WASHINGTON - Automotive finance companies haven't broken out the champagne just yet but they are close to a big victory in the nation's capital.
Bills passed by the House and Senate to overhaul federal bankruptcy law include provisions that would curtail drastically a practice called cramdown. It's a change the lenders have been seeking for years.
With cramdown, a car buyer who goes into bankruptcy is responsible only for the market value of his vehicle, not the amount of the loan on the vehicle, which is often more.
With personal bankruptcies soaring, losses to automotive lenders because of cramdown have skyrocketed, lobbyists for the finance companies and their parent automakers say.

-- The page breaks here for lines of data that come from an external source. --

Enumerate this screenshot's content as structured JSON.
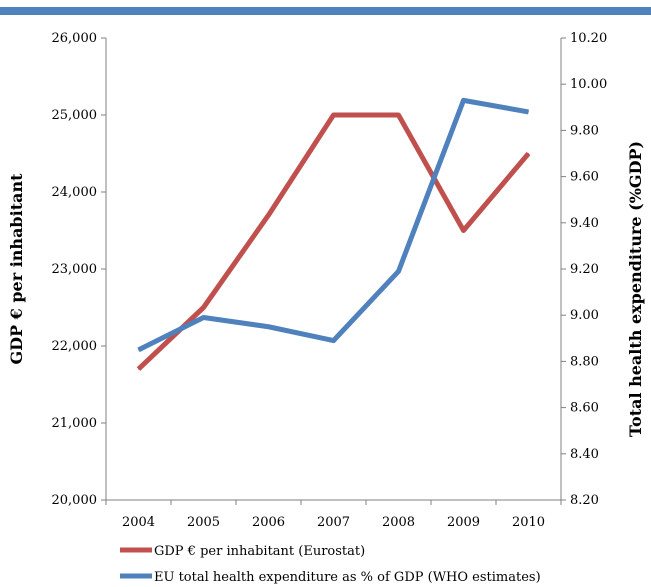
{
  "chart_data": {
    "type": "line",
    "title": "",
    "xlabel": "",
    "categories": [
      "2004",
      "2005",
      "2006",
      "2007",
      "2008",
      "2009",
      "2010"
    ],
    "y_left": {
      "label": "GDP € per inhabitant",
      "range": [
        20000,
        26000
      ],
      "ticks": [
        "20,000",
        "21,000",
        "22,000",
        "23,000",
        "24,000",
        "25,000",
        "26,000"
      ]
    },
    "y_right": {
      "label": "Total health expenditure (%GDP)",
      "range": [
        8.2,
        10.2
      ],
      "ticks": [
        "8.20",
        "8.40",
        "8.60",
        "8.80",
        "9.00",
        "9.20",
        "9.40",
        "9.60",
        "9.80",
        "10.00",
        "10.20"
      ]
    },
    "series": [
      {
        "name": "GDP € per inhabitant (Eurostat)",
        "axis": "left",
        "color": "#C0504D",
        "values": [
          21700,
          22500,
          23700,
          25000,
          25000,
          23500,
          24500
        ]
      },
      {
        "name": "EU total health expenditure as % of GDP (WHO estimates)",
        "axis": "right",
        "color": "#4F81BD",
        "values": [
          8.85,
          8.99,
          8.95,
          8.89,
          9.19,
          9.93,
          9.88
        ]
      }
    ],
    "grid": false,
    "legend_position": "bottom-left"
  },
  "header_bar_color": "#4F81BD"
}
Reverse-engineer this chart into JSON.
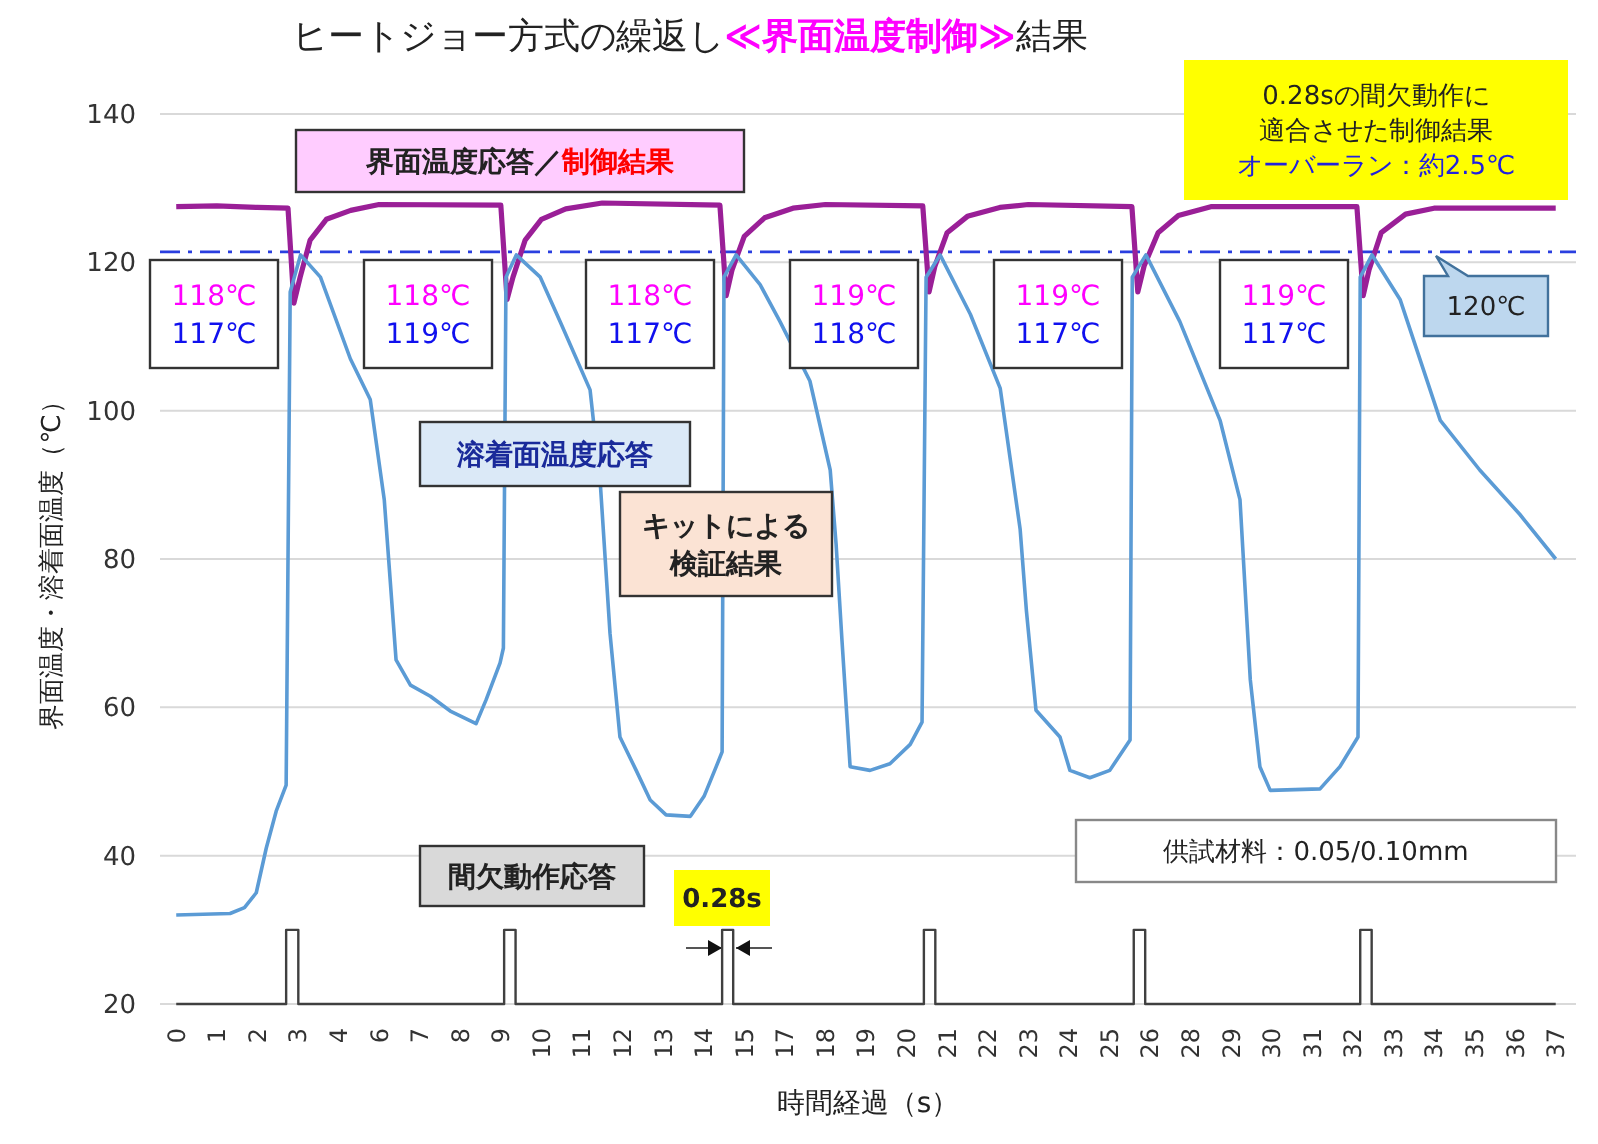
{
  "chart_data": {
    "type": "line",
    "title": "ヒートジョー方式の繰返し≪界面温度制御≫結果",
    "xlabel": "時間経過（s）",
    "ylabel": "界面温度・溶着面温度（℃）",
    "xlim": [
      -0.44,
      37.95
    ],
    "xticks": [
      {
        "value": 0,
        "label": "0"
      },
      {
        "value": 1.1,
        "label": "1"
      },
      {
        "value": 2.2,
        "label": "2"
      },
      {
        "value": 3.3,
        "label": "3"
      },
      {
        "value": 4.4,
        "label": "4"
      },
      {
        "value": 5.5,
        "label": "6"
      },
      {
        "value": 6.6,
        "label": "7"
      },
      {
        "value": 7.7,
        "label": "8"
      },
      {
        "value": 8.8,
        "label": "9"
      },
      {
        "value": 9.9,
        "label": "10"
      },
      {
        "value": 11,
        "label": "11"
      },
      {
        "value": 12.1,
        "label": "12"
      },
      {
        "value": 13.2,
        "label": "13"
      },
      {
        "value": 14.3,
        "label": "14"
      },
      {
        "value": 15.4,
        "label": "15"
      },
      {
        "value": 16.5,
        "label": "17"
      },
      {
        "value": 17.6,
        "label": "18"
      },
      {
        "value": 18.7,
        "label": "19"
      },
      {
        "value": 19.8,
        "label": "20"
      },
      {
        "value": 20.9,
        "label": "21"
      },
      {
        "value": 22,
        "label": "22"
      },
      {
        "value": 23.1,
        "label": "23"
      },
      {
        "value": 24.2,
        "label": "24"
      },
      {
        "value": 25.3,
        "label": "25"
      },
      {
        "value": 26.4,
        "label": "26"
      },
      {
        "value": 27.5,
        "label": "28"
      },
      {
        "value": 28.6,
        "label": "29"
      },
      {
        "value": 29.7,
        "label": "30"
      },
      {
        "value": 30.8,
        "label": "31"
      },
      {
        "value": 31.9,
        "label": "32"
      },
      {
        "value": 33,
        "label": "33"
      },
      {
        "value": 34.1,
        "label": "34"
      },
      {
        "value": 35.2,
        "label": "35"
      },
      {
        "value": 36.3,
        "label": "36"
      },
      {
        "value": 37.4,
        "label": "37"
      }
    ],
    "ylim": [
      20,
      140
    ],
    "yticks": [
      20,
      40,
      60,
      80,
      100,
      120,
      140
    ],
    "grid": "y",
    "series": [
      {
        "type": "line",
        "color": "#9a1f97",
        "x": [
          0,
          1.1,
          2.2,
          3.03,
          3.19,
          3.36,
          3.63,
          4.07,
          4.73,
          5.5,
          8.8,
          8.97,
          9.13,
          9.46,
          9.9,
          10.56,
          11.55,
          14.74,
          14.91,
          15.07,
          15.4,
          15.95,
          16.72,
          17.6,
          20.24,
          20.41,
          20.57,
          20.9,
          21.45,
          22.33,
          23.1,
          25.91,
          26.07,
          26.24,
          26.62,
          27.17,
          28.05,
          32.01,
          32.18,
          32.34,
          32.67,
          33.33,
          34.1,
          37.4
        ],
        "values": [
          127.5,
          127.6,
          127.4,
          127.3,
          114.5,
          118,
          123,
          125.8,
          127,
          127.8,
          127.7,
          115,
          118,
          123,
          125.8,
          127.2,
          128,
          127.7,
          115.5,
          119,
          123.5,
          126,
          127.3,
          127.8,
          127.6,
          116,
          119.5,
          124,
          126.2,
          127.4,
          127.8,
          127.5,
          116,
          119.5,
          124,
          126.3,
          127.5,
          127.5,
          115.5,
          119,
          124,
          126.5,
          127.3,
          127.3
        ]
      },
      {
        "type": "line",
        "color": "#5b9bd5",
        "x": [
          0,
          1.46,
          1.85,
          2.17,
          2.44,
          2.71,
          2.98,
          3.09,
          3.37,
          3.91,
          4.72,
          5.26,
          5.64,
          5.96,
          6.35,
          6.89,
          7.43,
          8.13,
          8.4,
          8.78,
          8.87,
          8.94,
          9.22,
          9.87,
          10.41,
          11.22,
          11.5,
          11.76,
          12.03,
          12.47,
          12.85,
          13.28,
          13.94,
          14.31,
          14.64,
          14.8,
          14.85,
          15.18,
          15.83,
          16.37,
          17.18,
          17.73,
          17.89,
          18.05,
          18.27,
          18.81,
          19.35,
          19.9,
          20.22,
          20.33,
          20.71,
          21.53,
          22.34,
          22.88,
          23.05,
          23.31,
          23.96,
          24.23,
          24.77,
          25.31,
          25.86,
          25.92,
          26.29,
          27.21,
          28.3,
          28.84,
          29.12,
          29.38,
          29.66,
          31.01,
          31.55,
          32.04,
          32.1,
          32.42,
          33.18,
          34.27,
          35.34,
          36.43,
          37.4
        ],
        "values": [
          32,
          32.2,
          33,
          35,
          41,
          46,
          49.5,
          116,
          121,
          118,
          107,
          101.5,
          88,
          66.4,
          63,
          61.5,
          59.5,
          57.8,
          61,
          66,
          68,
          118,
          121,
          118,
          112,
          102.8,
          90,
          70,
          56,
          51.5,
          47.5,
          45.5,
          45.3,
          48,
          52,
          54,
          118,
          121,
          117,
          112,
          104,
          92,
          82,
          69,
          52,
          51.5,
          52.4,
          55,
          58,
          118,
          121,
          113,
          103,
          84,
          73,
          59.6,
          56,
          51.5,
          50.5,
          51.5,
          55.6,
          118,
          121,
          112,
          98.7,
          88,
          63.7,
          52,
          48.8,
          49,
          52,
          56,
          118,
          121,
          115,
          98.7,
          92,
          86,
          80
        ]
      },
      {
        "type": "step",
        "color": "#404040",
        "x": [
          0,
          2.98,
          3.31,
          8.89,
          9.2,
          14.8,
          15.1,
          20.27,
          20.58,
          25.96,
          26.27,
          32.1,
          32.41,
          37.4
        ],
        "values": [
          20,
          30,
          20,
          30,
          20,
          30,
          20,
          30,
          20,
          30,
          20,
          30,
          20,
          20
        ]
      }
    ],
    "ref_lines": [
      {
        "axis": "y",
        "value": 121.4,
        "label": "120℃",
        "color": "#2a3fe0",
        "line_style": "dashdot"
      }
    ],
    "annotations": [
      "界面温度応答／制御結果",
      "0.28sの間欠動作に適合させた制御結果オーバーラン：約2.5℃",
      "118℃\n117℃",
      "118℃\n119℃",
      "118℃\n117℃",
      "119℃\n118℃",
      "119℃\n117℃",
      "119℃\n117℃",
      "溶着面温度応答",
      "キットによる検証結果",
      "間欠動作応答",
      "0.28s",
      "供試材料：0.05/0.10mm"
    ]
  }
}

'It was good news for us, good news and a good win,' said Janet Mullins Grissom, Ford Motor Co.'s vice president for Washington affairs, after the Senate voted 83-15 for its version of the legislation on Wednesday, March 15. Lobbying was a long-term team effort by automakers and credit companies, she said.
A conference committee is expected to resolve differences between Senate-passed and House-passed versions of the legislation. President Bush has indicated he'll sign the final bill. President Clinton vetoed similar legislation last year.
The main difference in the new versions on cramdown is that the House version would count the full value of the vehicle debt for the first five years of an auto loan. The Senate bill says three years.
Sen. Richard Durbin, D-Ill., wanted to disallow cramdown only in the first six months of a loan. He contended the change would eliminate fraudulent use of bankruptcy laws - by people who take on huge debts with the intention of declaring bankruptcy - but would help vehicle owners who go bankrupt because of misfortune. The Senate cut off debate and passed the bill without considering the Durbin alternative.
Car dealers also succeeded in attaching a provision they want to the voluminous bankruptcy legislation.
It would give dealers 30 days instead of the current 20 to perfect liens on vehicles they sell - that is, to get all the paperwork on liens in order.
Lobbyists for the National Automobile Dealers Association said that if a lien isn't perfected and a buyer enters bankruptcy, the auto loan becomes unsecured credit and may be more difficult to collect during a bankruptcy proceeding.